Hence, it is only obvious that there will be an intellectual and spiritual “elite” on one hand, and everyone else on the other hand. But no such elite exists in the Western world at the moment which could then run the affairs of the society and rule and govern. To borrow from René Guénon:

“At present…the intellectual elite, according to our idea of it, simply does not exist in the West: the exceptions are too rare and too isolated to be looked on as constituting anything that might be so called, and, besides, they are on the whole really quite un-Western, since they consist of individuals who intellectually owe everything to the East, and who are thus almost in the same situation as the Easterners in Europe, knowing only too well what abyss separates them mentally from the men who surround them. Under these conditions one is certainly tempted to take refuge in silence rather than run the risk of being bruised against the wall of general indifference in an attempt to express certain ideas, or even of provoking hostile reactions; however, the conviction that certain changes are necessary brings with it an obligation to begin doing something toward them, and at least to give those who are capable of developing their latent faculties (for, after all, there must be some who are) the opportunity of doing so.” 

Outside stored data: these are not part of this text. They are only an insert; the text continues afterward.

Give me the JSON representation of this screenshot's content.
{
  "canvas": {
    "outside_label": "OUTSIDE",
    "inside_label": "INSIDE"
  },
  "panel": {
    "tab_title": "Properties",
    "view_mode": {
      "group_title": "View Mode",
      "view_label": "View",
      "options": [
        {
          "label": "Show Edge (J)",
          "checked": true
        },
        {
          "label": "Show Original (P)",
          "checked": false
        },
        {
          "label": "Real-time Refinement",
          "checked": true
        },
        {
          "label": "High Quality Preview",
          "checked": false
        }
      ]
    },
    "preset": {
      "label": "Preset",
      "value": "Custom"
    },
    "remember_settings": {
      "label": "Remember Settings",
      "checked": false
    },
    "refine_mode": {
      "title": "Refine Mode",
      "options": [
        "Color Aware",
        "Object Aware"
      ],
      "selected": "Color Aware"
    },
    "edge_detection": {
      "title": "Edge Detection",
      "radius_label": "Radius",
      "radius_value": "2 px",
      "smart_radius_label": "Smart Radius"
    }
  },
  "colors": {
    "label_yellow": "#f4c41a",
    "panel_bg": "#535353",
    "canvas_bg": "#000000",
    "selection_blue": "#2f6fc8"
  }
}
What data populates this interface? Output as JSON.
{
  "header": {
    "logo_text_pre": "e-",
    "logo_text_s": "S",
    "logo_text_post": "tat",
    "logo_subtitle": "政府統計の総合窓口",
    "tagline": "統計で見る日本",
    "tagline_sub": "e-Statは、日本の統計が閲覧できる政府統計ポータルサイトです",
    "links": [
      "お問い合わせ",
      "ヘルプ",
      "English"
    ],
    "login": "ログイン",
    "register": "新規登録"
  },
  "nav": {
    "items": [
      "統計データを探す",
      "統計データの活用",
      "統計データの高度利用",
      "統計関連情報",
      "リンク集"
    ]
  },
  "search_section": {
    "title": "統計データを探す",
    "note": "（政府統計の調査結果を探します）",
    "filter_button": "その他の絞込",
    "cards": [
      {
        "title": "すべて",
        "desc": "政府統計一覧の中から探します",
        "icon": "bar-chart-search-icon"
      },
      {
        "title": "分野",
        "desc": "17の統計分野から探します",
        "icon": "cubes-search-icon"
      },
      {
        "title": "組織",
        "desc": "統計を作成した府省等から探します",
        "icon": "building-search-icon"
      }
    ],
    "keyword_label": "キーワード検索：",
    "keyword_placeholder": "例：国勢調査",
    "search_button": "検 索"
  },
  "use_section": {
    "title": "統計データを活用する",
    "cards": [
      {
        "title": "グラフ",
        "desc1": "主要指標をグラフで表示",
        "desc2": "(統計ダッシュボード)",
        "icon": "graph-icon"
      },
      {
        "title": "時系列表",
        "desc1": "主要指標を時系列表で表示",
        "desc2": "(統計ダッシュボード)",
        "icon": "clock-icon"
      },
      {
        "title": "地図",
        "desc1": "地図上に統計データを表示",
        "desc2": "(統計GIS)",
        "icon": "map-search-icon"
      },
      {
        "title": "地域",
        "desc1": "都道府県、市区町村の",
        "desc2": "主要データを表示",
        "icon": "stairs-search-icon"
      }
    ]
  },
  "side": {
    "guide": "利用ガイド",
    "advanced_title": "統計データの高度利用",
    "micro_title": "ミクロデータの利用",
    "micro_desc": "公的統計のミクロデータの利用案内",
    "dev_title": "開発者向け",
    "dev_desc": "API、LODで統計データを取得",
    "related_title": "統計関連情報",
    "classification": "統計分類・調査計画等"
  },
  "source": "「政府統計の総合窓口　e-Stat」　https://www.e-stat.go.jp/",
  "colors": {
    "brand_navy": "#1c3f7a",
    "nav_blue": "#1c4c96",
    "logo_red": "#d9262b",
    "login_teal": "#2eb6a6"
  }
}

Some individuals are qualified to be part of the intellectual and spiritual elite, and some are not. That is simply how the world works. And it requires reaching out to those who are qualified and turning away those who are not qualified. And it is an “initiative” which the West must undertake, not the East, with the basic purpose and task of this initiative being the entrance into at least a semblance of normal relations with the East after centuries of conflict, turmoil, war, and social strife. It is only through the constitution of an intellectual and spiritual “elite” in the West which would then enter into normal relations with the East that would in turn bring Western society back to normal, convert the West back into a traditional society like all other societies, and in turn bring the West out of what is essentially a “restless atmosphere.”